Excuse me. I believe Corrie and I both have come upon something new, and unexpected, and it causes us both to be a little 'testy/ing' on occasion. Its fun for us though.
So after reading all of your comments from yesterday about your H's foo, etc. I am going to have to join the unanimous decision, sigh. I dont want to. (but also refer you to Cobras closing remark. so M positive, cant help it.) But you -so far- have demonstrated that you are yet another one who has 'tried everything.'
Not really, but it appears as though your issues are as Cobra and Corrie are saying and about to walk you thru.
I assumed a couple things about you, one was right one was wrong, but right now 'iron walled' boundaries are more important then anything else. Care to share you FOO?
I want to say one last (probably long and rambling) thing to this
Let's just say, maybe he shouldn't be so positive that I won't
Do the 'right thing'. Make a decision. Then follow it thru. do not willy nilly stumble from this to that, to whatever. Not for him. Not for morality, not for OP,(well maybe your son).
For you.

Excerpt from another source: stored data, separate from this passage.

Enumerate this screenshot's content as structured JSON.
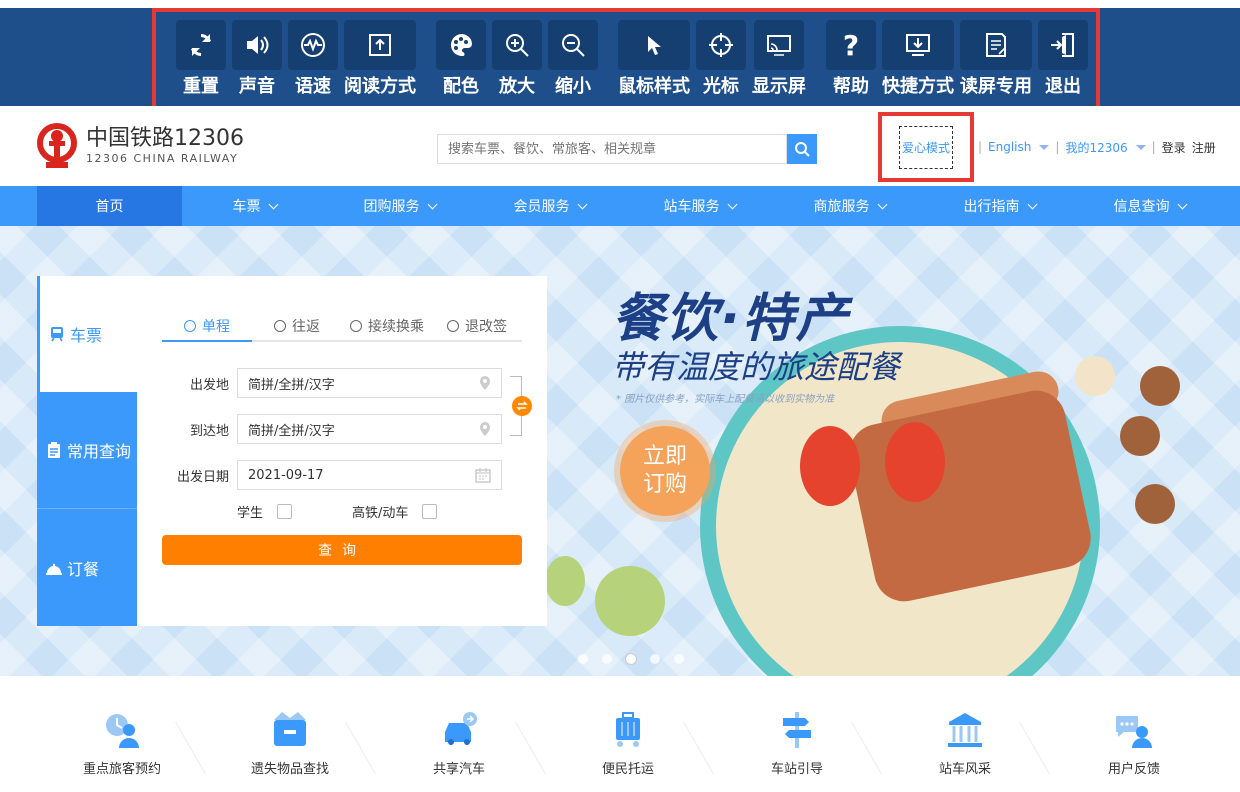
{
  "toolbar": {
    "items": [
      {
        "label": "重置",
        "icon": "reset-icon"
      },
      {
        "label": "声音",
        "icon": "sound-icon"
      },
      {
        "label": "语速",
        "icon": "speed-icon"
      },
      {
        "label": "阅读方式",
        "icon": "read-mode-icon"
      },
      {
        "label": "配色",
        "icon": "palette-icon"
      },
      {
        "label": "放大",
        "icon": "zoom-in-icon"
      },
      {
        "label": "缩小",
        "icon": "zoom-out-icon"
      },
      {
        "label": "鼠标样式",
        "icon": "cursor-icon"
      },
      {
        "label": "光标",
        "icon": "crosshair-icon"
      },
      {
        "label": "显示屏",
        "icon": "screen-icon"
      },
      {
        "label": "帮助",
        "icon": "help-icon"
      },
      {
        "label": "快捷方式",
        "icon": "shortcut-icon"
      },
      {
        "label": "读屏专用",
        "icon": "screen-reader-icon"
      },
      {
        "label": "退出",
        "icon": "exit-icon"
      }
    ]
  },
  "header": {
    "logo_cn": "中国铁路12306",
    "logo_en": "12306 CHINA RAILWAY",
    "search_placeholder": "搜索车票、餐饮、常旅客、相关规章",
    "care_mode": "爱心模式",
    "english": "English",
    "my12306": "我的12306",
    "login": "登录",
    "register": "注册"
  },
  "nav": {
    "items": [
      "首页",
      "车票",
      "团购服务",
      "会员服务",
      "站车服务",
      "商旅服务",
      "出行指南",
      "信息查询"
    ]
  },
  "banner": {
    "title": "餐饮·特产",
    "subtitle": "带有温度的旅途配餐",
    "note": "* 图片仅供参考，实际车上配餐请以收到实物为准",
    "order_line1": "立即",
    "order_line2": "订购"
  },
  "booking": {
    "side_tabs": [
      "车票",
      "常用查询",
      "订餐"
    ],
    "trip_tabs": [
      "单程",
      "往返",
      "接续换乘",
      "退改签"
    ],
    "from_label": "出发地",
    "from_value": "简拼/全拼/汉字",
    "to_label": "到达地",
    "to_value": "简拼/全拼/汉字",
    "date_label": "出发日期",
    "date_value": "2021-09-17",
    "student_label": "学生",
    "highspeed_label": "高铁/动车",
    "query_label": "查询"
  },
  "services": {
    "items": [
      "重点旅客预约",
      "遗失物品查找",
      "共享汽车",
      "便民托运",
      "车站引导",
      "站车风采",
      "用户反馈"
    ]
  },
  "colors": {
    "toolbar_bg": "#1e4f8a",
    "accent": "#3b99fc",
    "highlight": "#e53935",
    "query": "#ff8000"
  }
}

What the 'right thing' is, is not simple.( do not just see the obvious here of my above quote. Look deeper. you didnt think this, would be simple, did you?) Its always unique to each person. It is usually 'the hard road'. Which of course entails 'pain'. ewww yuck we all hate pain. growth always requires discomfort. Always. So when it really hurts. Know you are growing. when you take it you'll always be able to hold your head up, and look back at the path taken with out regret that comes from not wanting to see where you come from. What the steps are to get started is always confusing and easier with OP help, BUT in the end you own it.
Im gonna sit back and watch you and Corrie for a bit, when those boundaries become clear to you, then I will toss out some of those 180's. youll find you will be already doing them though.
you can do it smarty pants, (and I say it with encouragement and sincerety this time, not bantering)
I am going to give you a direct hint, I know the above is very broad and indeterminate, not why you are here.
Quote:
but he hates any discussion about "the relationship," so I basically don't have any deep discussions with him I dont know how else to put it. He has to be broken of this. Something that will require him to come to the table and talk about the R, as yuckky as doing that is.
attraction is not logical, but we can choose to be.